«Lorsque l'on observe l'évolution des prix de l'essence dans la capitale, il y a lieu de se poser des questions», souligne le porte-parole de l'organisme, Philippe St-Pierre.
L'an dernier, les détaillants de Québec (et de Montréal) ont perçu une marge de profit moyenne de 5,6 ¢ pour chaque litre d'essence vendu. Partout ailleurs au Québec, cette marge moyenne a plutôt été de 3 ¢ par litre.
Une situation que s'explique mal le CAA-Québec, alors que la logique veut qu'un fort volume de vente est habituellement garant d'un meilleur prix pour les consommateurs.
«Doit-on revisiter le principe à la base de l'économie de marché et conclure que plus un marché et les volumes de vente sont moindres, plus il est normal de retrouver de meilleurs prix?» se demande M. St-Pierre.

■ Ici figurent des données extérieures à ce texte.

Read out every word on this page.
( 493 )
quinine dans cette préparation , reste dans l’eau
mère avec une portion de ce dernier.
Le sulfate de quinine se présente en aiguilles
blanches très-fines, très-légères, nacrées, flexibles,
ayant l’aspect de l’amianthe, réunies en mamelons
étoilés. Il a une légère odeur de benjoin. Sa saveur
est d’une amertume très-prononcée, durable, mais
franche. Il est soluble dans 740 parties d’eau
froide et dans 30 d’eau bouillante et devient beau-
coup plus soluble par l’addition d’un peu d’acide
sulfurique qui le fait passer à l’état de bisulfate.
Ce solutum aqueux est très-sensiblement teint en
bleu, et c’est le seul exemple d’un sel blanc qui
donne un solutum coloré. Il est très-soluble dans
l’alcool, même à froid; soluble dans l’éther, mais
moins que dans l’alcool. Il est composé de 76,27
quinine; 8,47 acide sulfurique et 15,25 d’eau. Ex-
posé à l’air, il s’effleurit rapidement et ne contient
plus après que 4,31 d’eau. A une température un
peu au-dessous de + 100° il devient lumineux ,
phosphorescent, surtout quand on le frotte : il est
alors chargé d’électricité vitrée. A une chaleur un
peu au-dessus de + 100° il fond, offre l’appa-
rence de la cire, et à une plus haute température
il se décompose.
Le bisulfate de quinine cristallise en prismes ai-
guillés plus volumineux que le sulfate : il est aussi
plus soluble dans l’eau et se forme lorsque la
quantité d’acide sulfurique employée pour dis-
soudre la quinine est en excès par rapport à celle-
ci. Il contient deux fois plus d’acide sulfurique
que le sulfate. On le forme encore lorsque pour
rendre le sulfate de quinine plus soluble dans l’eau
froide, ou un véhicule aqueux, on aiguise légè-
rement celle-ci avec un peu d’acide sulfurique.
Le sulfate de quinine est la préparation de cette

Dans un rapport rendu public il y a deux semaines, la Régie de l'énergie avançait pourtant le contraire pour justifier des marges au détail plus élevées à Québec.
Pour expliquer les disparités de prix entre Québec et Montréal à la pompe, la Régie soulignait que la demande d'essence était cinq fois moins importante dans la capitale que dans la métropole. Une situation entraînant une marge de commercialisation plus basse à Montréal, écrivait-elle.
Rapport décevant
Le CAA se fait d'ailleurs très critique envers l'analyse pondue par la Régie de l'énergie à la demande de la ministre des Ressources naturelles, Nathalie Normandeau.
«Les observations de la Régie offre peu de réponses sur les variations de prix qui ne suivent pas toujours les indicateurs pétroliers», note Philippe St-Pierre.
D'après ce dernier, l'uniformité des prix de l'essence à Québec a d'ailleurs de quoi soulever de sérieux doutes dans la tête des automobilistes.
Par conséquent, le CAA estime que le marché de l'essence de Québec ne reflète pas fidèlement la relation d'offre et de demande. «Avec des marges plus élevées que la moyenne provinciale, l'industrie y trouve peut-être son compte, mais au détriment des automobilistes qui paient plus cher», ajoute M. St-Pierre.
L'an dernier, le CAA-Québec a noté que 107 jours ouvrables sur 248 à Québec, le prix à la pompe de l'essence ordinaire a été plus élevé que le prix réaliste calculé à partir d'indicateurs quotidiens d'acquisition sur les marchés financiers.